「アンナの前でなんて事言うの!!」

「いてぇ。」


ママに叩かれた頭を擦りながらレオンが呻いた。

「殴ることないだろ、アンナだってもう中2だぜ、子供って年齢じゃねぇじゃねぇか。」

「だまらっしゃい。」

ママはそう言って、もう一度手を振り上げる。
レオンはさらっとそれをかわして、ママの手首を掴む。
ママはそれでも全く怯むことなく、咄嗟に捕まれた腕を振り払った。


「分かったから、殴るなよ。」

レオンはそう言って、不適に笑う。
ママはキッとレオンを一瞥すると、イライラとタバコに火をつける。


私達がまだ小さかった頃は、いつも悪ふざけが過ぎるレオンはよくママを怒らせて、叱られてはごめんなさいと謝っていた。
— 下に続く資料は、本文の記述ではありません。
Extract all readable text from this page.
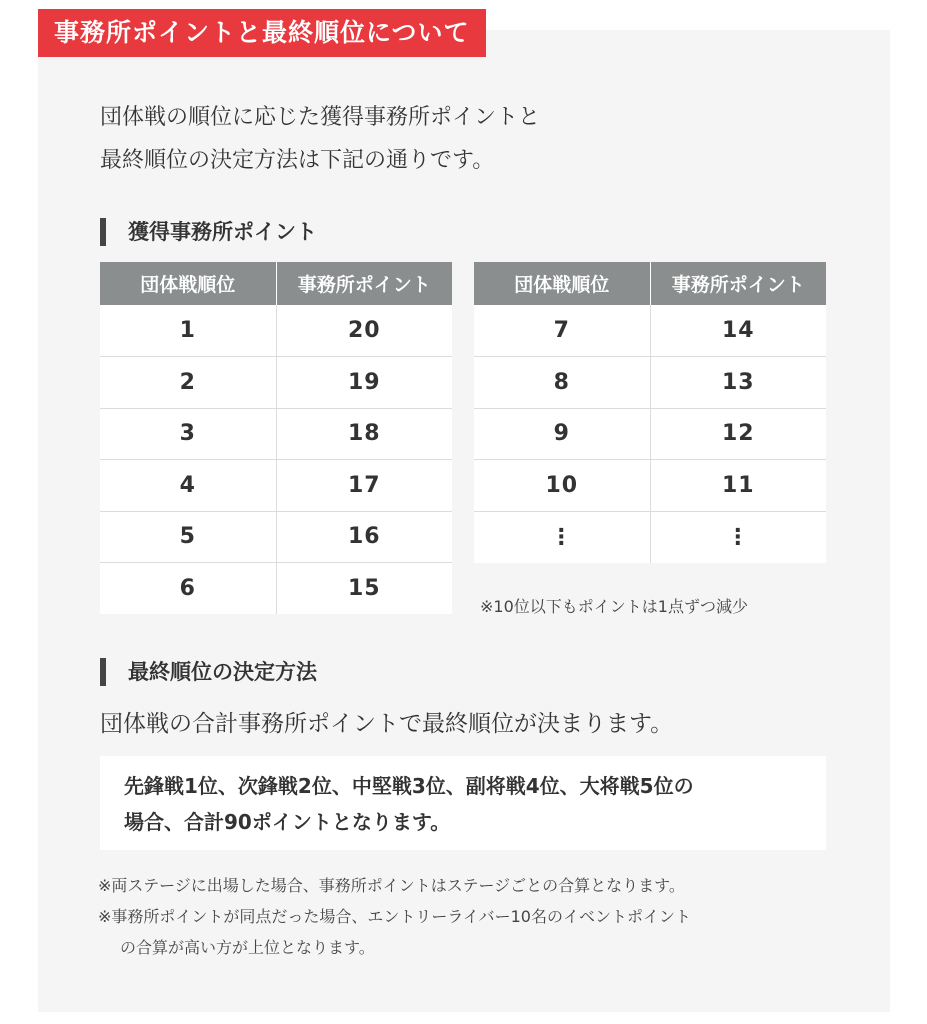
事務所ポイントと最終順位について
団体戦の順位に応じた獲得事務所ポイントと
最終順位の決定方法は下記の通りです。
獲得事務所ポイント
団体戦順位	事務所ポイント
1	20
2	19
3	18
4	17
5	16
6	15
団体戦順位	事務所ポイント
7	14
8	13
9	12
10	11
⋮	⋮
※10位以下もポイントは1点ずつ減少
最終順位の決定方法
団体戦の合計事務所ポイントで最終順位が決まります。
先鋒戦1位、次鋒戦2位、中堅戦3位、副将戦4位、大将戦5位の
場合、合計90ポイントとなります。
※両ステージに出場した場合、事務所ポイントはステージごとの合算となります。
※事務所ポイントが同点だった場合、エントリーライバー10名のイベントポイント
の合算が高い方が上位となります。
それが今ではこうして冗談混じりにママと言い争いをしたり、ママの手を楽々と掴んだその仕草に、時間の流れをすごく感じた。

私達はレオンの言う通り、もう子供じゃない。

法律ではまだ子供として保護されるべき存在だけれど、もう自分できちんと考えて行動することが出来るし、ママには言えないけれど私もレオンやシオンと同じように、人並みに色々な知識はある。

それは全てシオンに教わったことだけれど、それを言う勇気はさすがに持ち合わせていなかったので、私は二人の会話を聞きながら食器棚の整理を始めた。